サロマ湖常呂遺跡(その1)              

 冬の二度目の北海道旅行はJAL伊丹空港を発ち新潟・盛岡・釧路・女満別がルートである。本州は殆んど厚い雲に覆われていて残念だったのだが、北海道東部に来ると俄然晴れて、左手に雪を頂く日高山脈・十勝連峰・大雪山系が遥かに望まれる。初めて目にする想像以上の絶景だ。着陸後はタクシーで高台の天都山に行き展望台に登ると、流氷でびっしりのオホーツク海の向こうに雪山が続く。備え付けの望遠鏡を覗くと左から知床山系・羅臼岳・海別岳そしてパンフレットからスキャナー取り込みした斜里岳(写真右上)が見える。しばらくの堪能後、網走湖畔・能取湖畔を経由して常呂(トコロ)町サロマ湖東岸の瀟洒なホテルに着く。右下の写真(もちろん夏)はオホーツク海からサロマ湖を見た航空写真だが、湾が堰き止められて出来た、深度約20m長さ約20km・幅200m〜700m我が国三番目の湖であり、湖口から海水の出入りがかなりありホタテの養殖も盛んである。4月下旬から9月はサロマ湖オホーツク海を隔てる細長い砂州ハマナスを始めとする300種もの花が咲き競い、水鳥が群れをなし、夕景の美しさは息を呑むほどとパンフレットにはあるが、今の時期は50cmの厚い氷で全面覆われた白一色の湖面を数台のスノーモービルの動きと数ヶ所でのわかさぎ釣りのみがホテルの大きな窓からの眺めである。

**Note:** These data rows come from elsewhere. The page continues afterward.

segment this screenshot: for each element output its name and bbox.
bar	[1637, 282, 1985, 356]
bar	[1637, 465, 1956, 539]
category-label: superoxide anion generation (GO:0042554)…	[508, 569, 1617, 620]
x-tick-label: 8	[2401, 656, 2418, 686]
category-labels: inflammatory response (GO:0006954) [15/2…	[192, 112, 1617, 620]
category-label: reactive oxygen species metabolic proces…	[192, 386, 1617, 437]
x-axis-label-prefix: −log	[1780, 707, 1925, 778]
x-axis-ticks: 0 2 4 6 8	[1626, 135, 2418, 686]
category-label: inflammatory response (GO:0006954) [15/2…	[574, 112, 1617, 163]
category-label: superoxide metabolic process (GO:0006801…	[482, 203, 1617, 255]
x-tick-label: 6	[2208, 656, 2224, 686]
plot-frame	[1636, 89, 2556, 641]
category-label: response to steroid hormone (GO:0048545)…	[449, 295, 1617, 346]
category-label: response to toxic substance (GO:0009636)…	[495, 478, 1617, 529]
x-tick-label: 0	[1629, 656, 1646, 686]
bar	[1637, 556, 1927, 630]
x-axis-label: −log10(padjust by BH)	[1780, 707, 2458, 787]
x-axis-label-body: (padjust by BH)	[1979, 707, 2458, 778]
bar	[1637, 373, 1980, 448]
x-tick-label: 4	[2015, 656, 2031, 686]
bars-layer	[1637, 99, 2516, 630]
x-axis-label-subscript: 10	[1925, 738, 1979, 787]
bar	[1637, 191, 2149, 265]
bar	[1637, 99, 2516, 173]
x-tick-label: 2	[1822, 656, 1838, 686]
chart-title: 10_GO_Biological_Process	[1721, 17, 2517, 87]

 次の日、雪の降り続く中を防寒服に身を固めて近くの常呂遺跡見学に出掛ける。最初の発掘は昭和32年、それは現在の青森三内丸山遺跡発掘と同じようなセンセーションを起こしたそうで、その後現在まで東京大学によって研究が続けられている。本州と北海道の考古学編年表によれば、縄文時代の様相は両者の間にあまり違いが無いが、2000年前頃からの本州の弥生・古墳文化に対し北海道は続縄文文化(栄浦第二遺跡・常呂川河口遺跡)であり、奈良平安鎌倉時代には擦文文化・オホーツク文化が、室町時代以降はアイヌ文化が対応しているようである。サロマ湖を望む丘陵に広がる森は遥か古代から人々の暮らしの舞台となって来たようで、確認されているだけでここ常呂遺跡には2500軒の竪穴住居跡があり、縄文の村は丘陵の東に、続縄文の村は北に、擦文の村は西にそれぞれ広く分布しているという。 一遺跡の中で各文化の立地が異なっているのは大変珍しく、平成2年に史跡常呂遺跡として追加指定を受けたが、各時代跡地に縄文文化1棟、続縄文文化1棟、擦文文化4棟の復元住居が建設されているようだ。写真は夏だろうが、雪に埋もれた状態の方がより現実感があった。